Plötzlich ergriff Gerold meinen Arm und sagte: Los, Hannah, jetzt schlage ich die Trommel für dich, komm schon. Ich widersetzte mich, ich sagte: Mach dich nicht lächerlich; doch er wollte unbedingt seinen Auftritt haben
und ließ mich einfach stehen, steuerte auf Nicole zu und wählte sie als Partnerin. Nicole war verwirrt, sie zögerte in erkennbarer Verlegenheit, dann aber nickte ihr Lammers auffordernd zu, und sie trat in den Kreis und nahm den Rhythmus auf, den Gerold ihr stümperhaft vorgab. Was sie zum besten gab, riss keinen der Zuschauer hin, es war eine Art lyrischer Meditation, die sie tanzte, versonnen, mitunter sparsam lasziv; was allenfalls beeindruckte, waren ihre langen, vor Sonnenöl glänzenden Beine - zu mehr forderte die Trommel sie nicht heraus. Und dann kam der Augenblick, in dem sie und Gerold sich anblickten, ich erkannte die verstohlene Freude in ihren Blicken und war plötzlich sicher, dass wir nicht allein deswegen im "Club Delphine" waren, weil Gerold seinen Assistenten für wissenschaftliche Hilfsdienste belohnen wollte. Die Noten, die sie für ihren Tanz bekamen, waren mäßig, von Höflichkeit oder Mitleid inspiriert. Ich hörte, wie Gerold sich bei Nicole bedankte und sie dabei bei ihrem Vornamen nannte, sie vermied es, ihn anzusprechen.

Gegen meinen Willen lud Gerold die beiden in unseren Bungalow ein, ihnen lag daran, ihre ersten Eindrücke und Erlebnisse auszutauschen - bei norwegischem Linien-Aquavit, den Lammers von seiner Reise nach Thorsbjarg mitgebracht und bis hierher geschleppt hatte. Wie leicht es Gerold fiel, die Regeln des Clubs anzuwenden und seinen Assistenten zu duzen, er sagte so selbstverständlich Ulf zu ihm, als hatte er es seit jeher getan, doch wann immer er den Namen Ulf aussprach, hörte es sich so
an, als müsste er aufstoßen. Nach dem zweiten Aquavit riskierte es auch Ulf, Gerold zu duzen, er tat es rasch und zur Seite wegsprechend;
zu mir Hannah zu sagen wagte er offenbar noch nicht. Nicole sag nur da in gewohnter Schweigsamkeit; man konnte annehmen, die vertrauliche Anrede bedeutete ihr nichts oder sie sei dazu nicht fähig. Diesen Eindruck
machte sie auch beim gemeinsamen Abendessen im großen Bungalow.

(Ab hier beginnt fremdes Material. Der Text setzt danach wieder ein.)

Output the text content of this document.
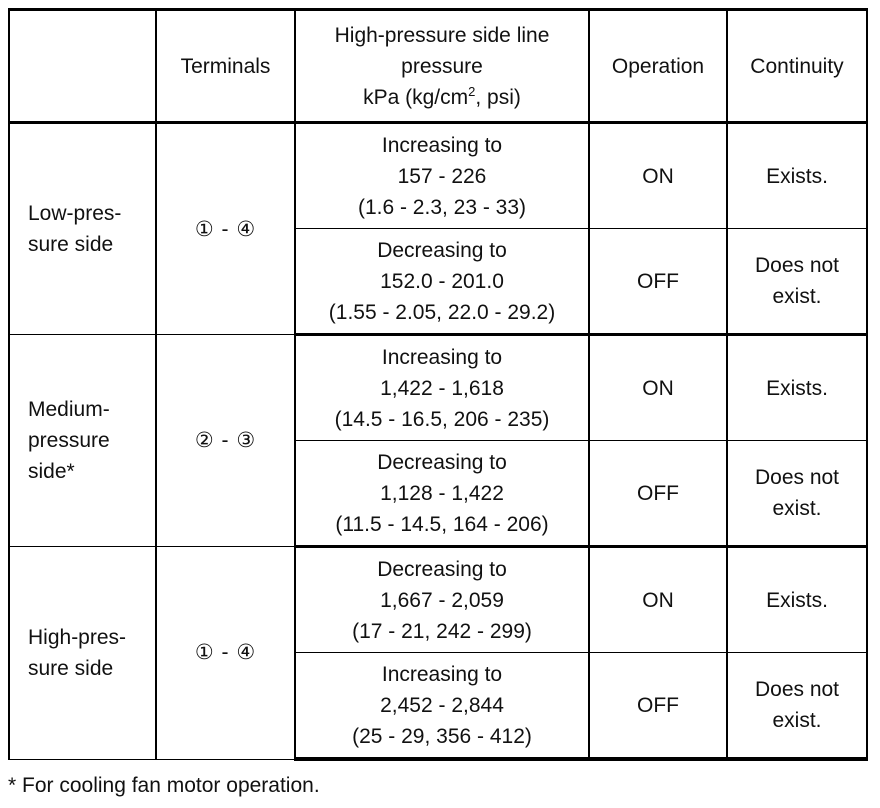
	Terminals	High-pressure side line
pressure
kPa ($kg/cm^2$, psi)	Operation	Continuity

Low-pres-
sure side	① - ④	Increasing to
157 - 226
(1.6 - 2.3, 23 - 33)	ON	Exists.

		Decreasing to
152.0 - 201.0
(1.55 - 2.05, 22.0 - 29.2)	OFF	Does not
exist.

Medium-
pressure
side*	② - ③	Increasing to
1,422 - 1,618
(14.5 - 16.5, 206 - 235)	ON	Exists.

		Decreasing to
1,128 - 1,422
(11.5 - 14.5, 164 - 206)	OFF	Does not
exist.

High-pres-
sure side	① - ④	Decreasing to
1,667 - 2,059
(17 - 21, 242 - 299)	ON	Exists.

		Increasing to
2,452 - 2,844
(25 - 29, 356 - 412)	OFF	Does not
exist.
* For cooling fan motor operation.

Als wir zu viert den Speiseraum betraten, fühlte ich mich unter Wasser versetzt: Ein grünliches, unterseeisches Licht herrschte, dekorative Netze hingen von der Decke herab, in denen Glaskugeln blinkten; getrocknete Seesterne und Muscheln und Langusten waren in das Netzwerk eingeknüpft und schwebten über unseren Köpfen. Emily wies uns unseren Tisch an, auf dem bereits zwei Karaffen Wein standen, außerdem eine Schale mit warmem Weissbrot. Ich kam von einigen sehr jungen Clubmitgliedern nicht los, die zum Abendessen Muschelketten auf nackter Haut trugen, einige hatten sich Möwenfedern ins Haar gesteckt, und ein stupsnäsiges Madchen hatte sich ein Netzhemd angelegt, in das stilisierte, träg treibende Feuerquallen eingewirkt waren.

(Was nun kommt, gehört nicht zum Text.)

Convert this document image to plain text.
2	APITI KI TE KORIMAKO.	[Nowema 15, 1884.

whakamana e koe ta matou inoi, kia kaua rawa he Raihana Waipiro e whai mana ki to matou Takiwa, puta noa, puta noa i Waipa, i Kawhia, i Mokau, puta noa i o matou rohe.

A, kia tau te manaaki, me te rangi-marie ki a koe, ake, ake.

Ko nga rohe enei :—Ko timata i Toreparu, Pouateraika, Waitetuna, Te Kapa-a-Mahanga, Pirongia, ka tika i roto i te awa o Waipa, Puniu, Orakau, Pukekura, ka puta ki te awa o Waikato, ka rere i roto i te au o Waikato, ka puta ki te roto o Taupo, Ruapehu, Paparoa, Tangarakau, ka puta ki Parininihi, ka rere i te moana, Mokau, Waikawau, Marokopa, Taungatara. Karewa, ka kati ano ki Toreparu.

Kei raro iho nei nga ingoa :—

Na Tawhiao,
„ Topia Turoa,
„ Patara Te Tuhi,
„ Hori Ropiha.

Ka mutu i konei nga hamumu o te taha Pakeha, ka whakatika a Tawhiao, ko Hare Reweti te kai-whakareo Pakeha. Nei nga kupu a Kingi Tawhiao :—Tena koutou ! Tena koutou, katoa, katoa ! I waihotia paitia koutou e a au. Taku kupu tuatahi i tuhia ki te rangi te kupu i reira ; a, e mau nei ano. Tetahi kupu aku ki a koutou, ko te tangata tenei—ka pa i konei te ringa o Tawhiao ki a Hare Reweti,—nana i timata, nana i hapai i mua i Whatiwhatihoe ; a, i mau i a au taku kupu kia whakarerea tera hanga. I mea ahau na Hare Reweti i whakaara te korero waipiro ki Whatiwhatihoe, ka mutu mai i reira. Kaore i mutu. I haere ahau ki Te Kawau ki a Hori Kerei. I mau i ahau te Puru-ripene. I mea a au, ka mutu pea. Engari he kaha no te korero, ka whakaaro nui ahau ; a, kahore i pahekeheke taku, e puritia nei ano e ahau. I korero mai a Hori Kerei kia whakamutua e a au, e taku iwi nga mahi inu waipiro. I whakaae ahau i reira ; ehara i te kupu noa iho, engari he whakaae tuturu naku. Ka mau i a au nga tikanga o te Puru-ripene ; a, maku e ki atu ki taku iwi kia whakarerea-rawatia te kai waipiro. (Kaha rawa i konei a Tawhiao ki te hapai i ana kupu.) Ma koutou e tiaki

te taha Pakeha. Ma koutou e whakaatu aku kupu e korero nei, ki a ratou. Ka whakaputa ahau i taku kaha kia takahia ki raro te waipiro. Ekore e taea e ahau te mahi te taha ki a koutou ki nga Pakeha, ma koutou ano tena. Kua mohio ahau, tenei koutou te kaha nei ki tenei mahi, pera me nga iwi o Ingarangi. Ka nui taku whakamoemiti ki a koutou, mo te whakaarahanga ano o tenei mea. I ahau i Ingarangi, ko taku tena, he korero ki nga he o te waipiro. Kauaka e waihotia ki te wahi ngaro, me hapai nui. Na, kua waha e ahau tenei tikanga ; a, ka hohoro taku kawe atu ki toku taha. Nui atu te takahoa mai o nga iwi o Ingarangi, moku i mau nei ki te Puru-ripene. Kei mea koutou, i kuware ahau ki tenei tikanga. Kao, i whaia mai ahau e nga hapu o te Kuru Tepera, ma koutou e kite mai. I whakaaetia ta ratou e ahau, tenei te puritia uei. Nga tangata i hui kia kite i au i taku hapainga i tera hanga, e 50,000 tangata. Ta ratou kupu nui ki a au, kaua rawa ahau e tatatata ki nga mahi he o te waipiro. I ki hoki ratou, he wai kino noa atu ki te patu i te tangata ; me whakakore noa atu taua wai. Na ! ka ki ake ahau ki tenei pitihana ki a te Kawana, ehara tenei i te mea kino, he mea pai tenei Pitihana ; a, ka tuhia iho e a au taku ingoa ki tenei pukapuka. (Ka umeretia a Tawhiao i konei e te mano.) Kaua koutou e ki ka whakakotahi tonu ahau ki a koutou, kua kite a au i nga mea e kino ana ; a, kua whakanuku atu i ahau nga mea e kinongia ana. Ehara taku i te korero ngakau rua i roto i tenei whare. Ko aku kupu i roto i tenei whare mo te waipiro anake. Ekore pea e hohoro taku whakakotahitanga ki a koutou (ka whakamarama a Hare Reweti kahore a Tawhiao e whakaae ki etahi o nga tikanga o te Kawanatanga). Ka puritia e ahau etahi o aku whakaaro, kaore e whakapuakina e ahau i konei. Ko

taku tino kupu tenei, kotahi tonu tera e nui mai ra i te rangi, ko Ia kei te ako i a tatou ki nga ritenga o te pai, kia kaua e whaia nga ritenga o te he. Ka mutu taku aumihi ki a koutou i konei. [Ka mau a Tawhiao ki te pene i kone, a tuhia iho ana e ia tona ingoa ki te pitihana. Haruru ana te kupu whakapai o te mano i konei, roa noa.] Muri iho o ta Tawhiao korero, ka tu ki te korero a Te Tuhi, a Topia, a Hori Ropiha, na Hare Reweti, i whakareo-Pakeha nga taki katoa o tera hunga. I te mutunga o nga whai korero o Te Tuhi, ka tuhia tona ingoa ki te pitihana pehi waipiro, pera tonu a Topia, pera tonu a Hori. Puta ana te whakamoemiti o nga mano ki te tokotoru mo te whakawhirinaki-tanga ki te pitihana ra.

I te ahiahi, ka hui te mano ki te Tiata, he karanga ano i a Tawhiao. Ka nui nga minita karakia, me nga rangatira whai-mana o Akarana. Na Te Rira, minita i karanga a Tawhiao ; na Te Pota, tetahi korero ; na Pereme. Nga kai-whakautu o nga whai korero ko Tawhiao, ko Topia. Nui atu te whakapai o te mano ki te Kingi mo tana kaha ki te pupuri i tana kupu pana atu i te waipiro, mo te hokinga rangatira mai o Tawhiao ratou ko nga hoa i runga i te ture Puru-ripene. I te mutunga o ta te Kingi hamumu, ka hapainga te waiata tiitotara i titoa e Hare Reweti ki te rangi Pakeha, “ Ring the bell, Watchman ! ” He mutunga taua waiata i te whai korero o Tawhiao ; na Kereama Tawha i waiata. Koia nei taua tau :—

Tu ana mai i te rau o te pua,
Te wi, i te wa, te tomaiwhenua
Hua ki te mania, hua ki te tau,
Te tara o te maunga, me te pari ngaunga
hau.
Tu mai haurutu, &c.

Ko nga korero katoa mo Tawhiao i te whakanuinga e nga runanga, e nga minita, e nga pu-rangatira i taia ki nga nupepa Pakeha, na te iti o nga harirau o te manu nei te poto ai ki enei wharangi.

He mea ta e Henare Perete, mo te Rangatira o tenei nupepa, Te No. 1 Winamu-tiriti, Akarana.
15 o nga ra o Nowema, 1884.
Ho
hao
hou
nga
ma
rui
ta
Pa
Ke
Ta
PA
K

Der Clubtradition entsprechend wurde Gerold gebeten, sich vorzustellen; schon als er sich erhob, wusste ich, dass ich einen Grund haben würde zu leiden. In seiner Rede, die er für launig hielt, spielte er darauf an, dass sein Name Gerold etwa so alt sei wie die Dinge, mit denen er sich beruflich beschäftige; ursprünglich, meinte er, habe man diese Dinge - hölzerne Stabchen - zu Weissagung und Zauber gebraucht, wozu man seinen Namen nun freilich nicht verwenden könne. Dennoch, erklärte er, will beides gedeutet werden; Deutung bringt uns auf die Lebensspur. Und da man ihm zulächelte und er einmal am Zuge war, stellte er dann auch gleich uns vor, nannte unsere Vornamen, erwähnte, dass wir mehr oder weniger vom gleichen Metier abhängig seien, und setzte sich unter dürftigem Beifall. Er sah uns nacheinander an. Er wollte wissen, was wir von seiner knappen Rede hielten. Nun, Hanah? Ich sagte: Anscheinend kannst du den Runenforscher nicht verleugnen. Also, sagte Ulf das war typisch Gerold. Nicole musste offensichtlich nachdenken, und nach einer Weile flüsterte sie: Mir hat es gefallen. Sie sprach auf den Tisch hinab, bemüht, Gerolds Blick auszuweichen.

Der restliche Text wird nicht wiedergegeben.